Competitiveness in the cutthroat world of business enticement on a state level is slowly enlarging to include “quality-of-equality” concerns. The common perception is that a jurisdiction offering a full range of civil citizenship rights also attracts desired cultural amenities offering a modern social lifestyle among like-minded contemporaries.
Even O’Malley’s own laborious path to endorsing gay marriage is symbolic of the evolution of this corporate requirement. The governor’s political competitiveness as a long-shot potential contender for the Democratic nomination for president in 2016 recommended that he shift gears on a proposed state policy he eventually backed.
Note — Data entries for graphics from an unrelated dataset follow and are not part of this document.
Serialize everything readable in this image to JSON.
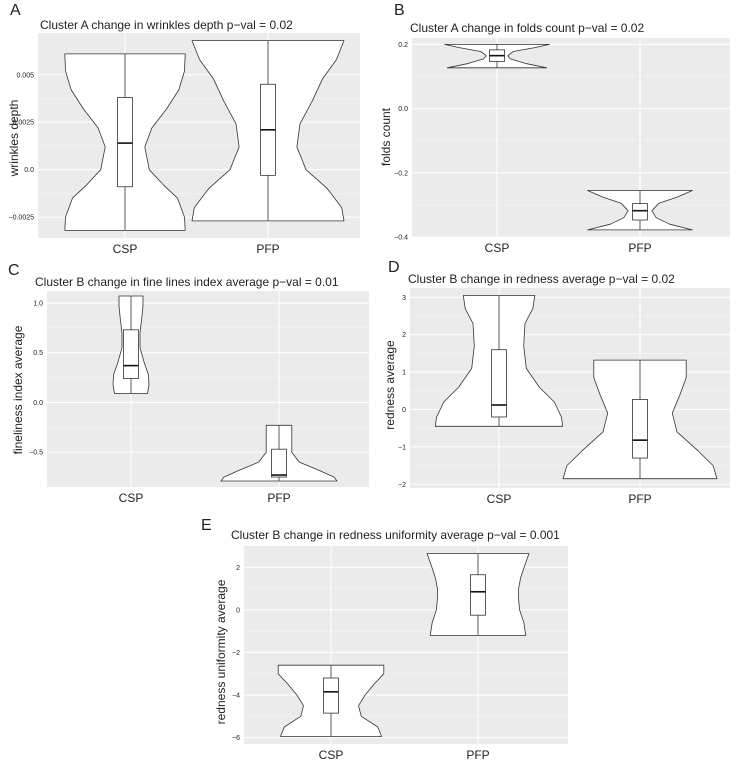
{
  "chart_data": [
    {
      "type": "violin",
      "panel_letter": "A",
      "title": "Cluster A change in wrinkles depth  p−val = 0.02",
      "xlabel": "",
      "ylabel": "wrinkles depth",
      "ylim": [
        -0.0036,
        0.0072
      ],
      "yticks": [
        -0.0025,
        0.0,
        0.0025,
        0.005
      ],
      "ytick_labels": [
        "−0.0025",
        "0.0",
        "0.0025",
        "0.005"
      ],
      "grid": true,
      "categories": [
        "CSP",
        "PFP"
      ],
      "violins": [
        {
          "category": "CSP",
          "min": -0.0032,
          "q1": -0.0009,
          "median": 0.0014,
          "q3": 0.0038,
          "max": 0.0061,
          "density": [
            {
              "y": -0.0032,
              "w": 0.94
            },
            {
              "y": -0.0025,
              "w": 0.93
            },
            {
              "y": -0.0015,
              "w": 0.82
            },
            {
              "y": -0.0008,
              "w": 0.6
            },
            {
              "y": 0.0,
              "w": 0.38
            },
            {
              "y": 0.0012,
              "w": 0.31
            },
            {
              "y": 0.0022,
              "w": 0.42
            },
            {
              "y": 0.0032,
              "w": 0.65
            },
            {
              "y": 0.0042,
              "w": 0.84
            },
            {
              "y": 0.0052,
              "w": 0.93
            },
            {
              "y": 0.0061,
              "w": 0.94
            }
          ]
        },
        {
          "category": "PFP",
          "min": -0.0027,
          "q1": -0.0003,
          "median": 0.0021,
          "q3": 0.0045,
          "max": 0.0068,
          "density": [
            {
              "y": -0.0027,
              "w": 1.0
            },
            {
              "y": -0.002,
              "w": 0.97
            },
            {
              "y": -0.001,
              "w": 0.78
            },
            {
              "y": 0.0,
              "w": 0.5
            },
            {
              "y": 0.0012,
              "w": 0.38
            },
            {
              "y": 0.0024,
              "w": 0.42
            },
            {
              "y": 0.0036,
              "w": 0.58
            },
            {
              "y": 0.0048,
              "w": 0.72
            },
            {
              "y": 0.0058,
              "w": 0.9
            },
            {
              "y": 0.0068,
              "w": 1.0
            }
          ]
        }
      ]
    },
    {
      "type": "violin",
      "panel_letter": "B",
      "title": "Cluster A change in folds count p−val = 0.02",
      "xlabel": "",
      "ylabel": "folds count",
      "ylim": [
        -0.4,
        0.22
      ],
      "yticks": [
        -0.4,
        -0.2,
        0.0,
        0.2
      ],
      "ytick_labels": [
        "−0.4",
        "−0.2",
        "0.0",
        "0.2"
      ],
      "grid": true,
      "categories": [
        "CSP",
        "PFP"
      ],
      "violins": [
        {
          "category": "CSP",
          "min": 0.127,
          "q1": 0.147,
          "median": 0.165,
          "q3": 0.183,
          "max": 0.2,
          "density": [
            {
              "y": 0.127,
              "w": 0.92
            },
            {
              "y": 0.14,
              "w": 0.55
            },
            {
              "y": 0.155,
              "w": 0.25
            },
            {
              "y": 0.165,
              "w": 0.2
            },
            {
              "y": 0.178,
              "w": 0.3
            },
            {
              "y": 0.19,
              "w": 0.7
            },
            {
              "y": 0.2,
              "w": 0.97
            }
          ]
        },
        {
          "category": "PFP",
          "min": -0.378,
          "q1": -0.347,
          "median": -0.318,
          "q3": -0.296,
          "max": -0.255,
          "density": [
            {
              "y": -0.378,
              "w": 0.97
            },
            {
              "y": -0.36,
              "w": 0.55
            },
            {
              "y": -0.34,
              "w": 0.3
            },
            {
              "y": -0.318,
              "w": 0.22
            },
            {
              "y": -0.295,
              "w": 0.35
            },
            {
              "y": -0.275,
              "w": 0.7
            },
            {
              "y": -0.255,
              "w": 0.97
            }
          ]
        }
      ]
    },
    {
      "type": "violin",
      "panel_letter": "C",
      "title": "Cluster B change in fine lines index average p−val = 0.01",
      "xlabel": "",
      "ylabel": "fineliness index average",
      "ylim": [
        -0.85,
        1.12
      ],
      "yticks": [
        -0.5,
        0.0,
        0.5,
        1.0
      ],
      "ytick_labels": [
        "−0.5",
        "0.0",
        "0.5",
        "1.0"
      ],
      "grid": true,
      "categories": [
        "CSP",
        "PFP"
      ],
      "violins": [
        {
          "category": "CSP",
          "min": 0.09,
          "q1": 0.24,
          "median": 0.37,
          "q3": 0.73,
          "max": 1.07,
          "density": [
            {
              "y": 0.09,
              "w": 0.55
            },
            {
              "y": 0.18,
              "w": 0.6
            },
            {
              "y": 0.28,
              "w": 0.58
            },
            {
              "y": 0.4,
              "w": 0.44
            },
            {
              "y": 0.55,
              "w": 0.3
            },
            {
              "y": 0.7,
              "w": 0.3
            },
            {
              "y": 0.85,
              "w": 0.36
            },
            {
              "y": 0.97,
              "w": 0.4
            },
            {
              "y": 1.07,
              "w": 0.4
            }
          ]
        },
        {
          "category": "PFP",
          "min": -0.79,
          "q1": -0.75,
          "median": -0.73,
          "q3": -0.47,
          "max": -0.23,
          "density": [
            {
              "y": -0.79,
              "w": 1.0
            },
            {
              "y": -0.75,
              "w": 0.95
            },
            {
              "y": -0.69,
              "w": 0.72
            },
            {
              "y": -0.6,
              "w": 0.35
            },
            {
              "y": -0.5,
              "w": 0.22
            },
            {
              "y": -0.4,
              "w": 0.22
            },
            {
              "y": -0.3,
              "w": 0.22
            },
            {
              "y": -0.23,
              "w": 0.22
            }
          ]
        }
      ]
    },
    {
      "type": "violin",
      "panel_letter": "D",
      "title": "Cluster B change in redness average p−val = 0.02",
      "xlabel": "",
      "ylabel": "redness average",
      "ylim": [
        -2.1,
        3.25
      ],
      "yticks": [
        -2,
        -1,
        0,
        1,
        2,
        3
      ],
      "ytick_labels": [
        "−2",
        "−1",
        "0",
        "1",
        "2",
        "3"
      ],
      "grid": true,
      "categories": [
        "CSP",
        "PFP"
      ],
      "violins": [
        {
          "category": "CSP",
          "min": -0.45,
          "q1": -0.2,
          "median": 0.12,
          "q3": 1.6,
          "max": 3.05,
          "density": [
            {
              "y": -0.45,
              "w": 0.98
            },
            {
              "y": -0.2,
              "w": 0.96
            },
            {
              "y": 0.2,
              "w": 0.85
            },
            {
              "y": 0.6,
              "w": 0.62
            },
            {
              "y": 1.1,
              "w": 0.42
            },
            {
              "y": 1.7,
              "w": 0.38
            },
            {
              "y": 2.3,
              "w": 0.4
            },
            {
              "y": 2.7,
              "w": 0.52
            },
            {
              "y": 3.05,
              "w": 0.55
            }
          ]
        },
        {
          "category": "PFP",
          "min": -1.85,
          "q1": -1.3,
          "median": -0.82,
          "q3": 0.27,
          "max": 1.32,
          "density": [
            {
              "y": -1.85,
              "w": 1.0
            },
            {
              "y": -1.5,
              "w": 0.95
            },
            {
              "y": -1.1,
              "w": 0.75
            },
            {
              "y": -0.6,
              "w": 0.48
            },
            {
              "y": -0.1,
              "w": 0.42
            },
            {
              "y": 0.4,
              "w": 0.52
            },
            {
              "y": 0.85,
              "w": 0.6
            },
            {
              "y": 1.32,
              "w": 0.6
            }
          ]
        }
      ]
    },
    {
      "type": "violin",
      "panel_letter": "E",
      "title": "Cluster B change in redness uniformity average p−val = 0.001",
      "xlabel": "",
      "ylabel": "redness uniformity average",
      "ylim": [
        -6.3,
        3.0
      ],
      "yticks": [
        -6,
        -4,
        -2,
        0,
        2
      ],
      "ytick_labels": [
        "−6",
        "−4",
        "−2",
        "0",
        "2"
      ],
      "grid": true,
      "categories": [
        "CSP",
        "PFP"
      ],
      "violins": [
        {
          "category": "CSP",
          "min": -5.95,
          "q1": -4.85,
          "median": -3.85,
          "q3": -3.2,
          "max": -2.6,
          "density": [
            {
              "y": -5.95,
              "w": 0.92
            },
            {
              "y": -5.5,
              "w": 0.85
            },
            {
              "y": -5.0,
              "w": 0.55
            },
            {
              "y": -4.5,
              "w": 0.5
            },
            {
              "y": -4.0,
              "w": 0.62
            },
            {
              "y": -3.5,
              "w": 0.78
            },
            {
              "y": -3.0,
              "w": 0.96
            },
            {
              "y": -2.6,
              "w": 0.96
            }
          ]
        },
        {
          "category": "PFP",
          "min": -1.2,
          "q1": -0.25,
          "median": 0.85,
          "q3": 1.65,
          "max": 2.65,
          "density": [
            {
              "y": -1.2,
              "w": 0.92
            },
            {
              "y": -0.6,
              "w": 0.88
            },
            {
              "y": 0.0,
              "w": 0.8
            },
            {
              "y": 0.5,
              "w": 0.78
            },
            {
              "y": 1.0,
              "w": 0.78
            },
            {
              "y": 1.5,
              "w": 0.82
            },
            {
              "y": 2.1,
              "w": 0.9
            },
            {
              "y": 2.65,
              "w": 0.98
            }
          ]
        }
      ]
    }
  ]
}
An advantage bestowed state governments hoping to remain competitive in the commercial arena mirrored his personal political calculations.
Unfortunately for Maryland’s business development and economic growth prospects, however, civil marriage equality alone simply won’t cut it. While removal of this single disincentive for a growing number of businesses is a positive step, until the state improves its overall treatment and taxation of businesses and entrepreneurs it will continue to remain less competitive among other regional and nationwide choices.
The Free State’s free-spending tendencies and anti-business obstacles will cause Maryland to lose out on corporate retention and acquisition absent improving overall conditions for commerce.
Neighboring Virginia, the top business-friendly spot in the region, illustrates that dichotomy. The commonwealth would be well advised from a strategic perspective to extend marriage equality to all residents.But until Maryland and D.C. revise government policies to enhance corporate success and improve consumer conditions, there is scant incentive for Virginia to do so while commanding dominance in marketplace competitiveness.
Bottom line, gay wedding bells and better business policies are a match made in heaven.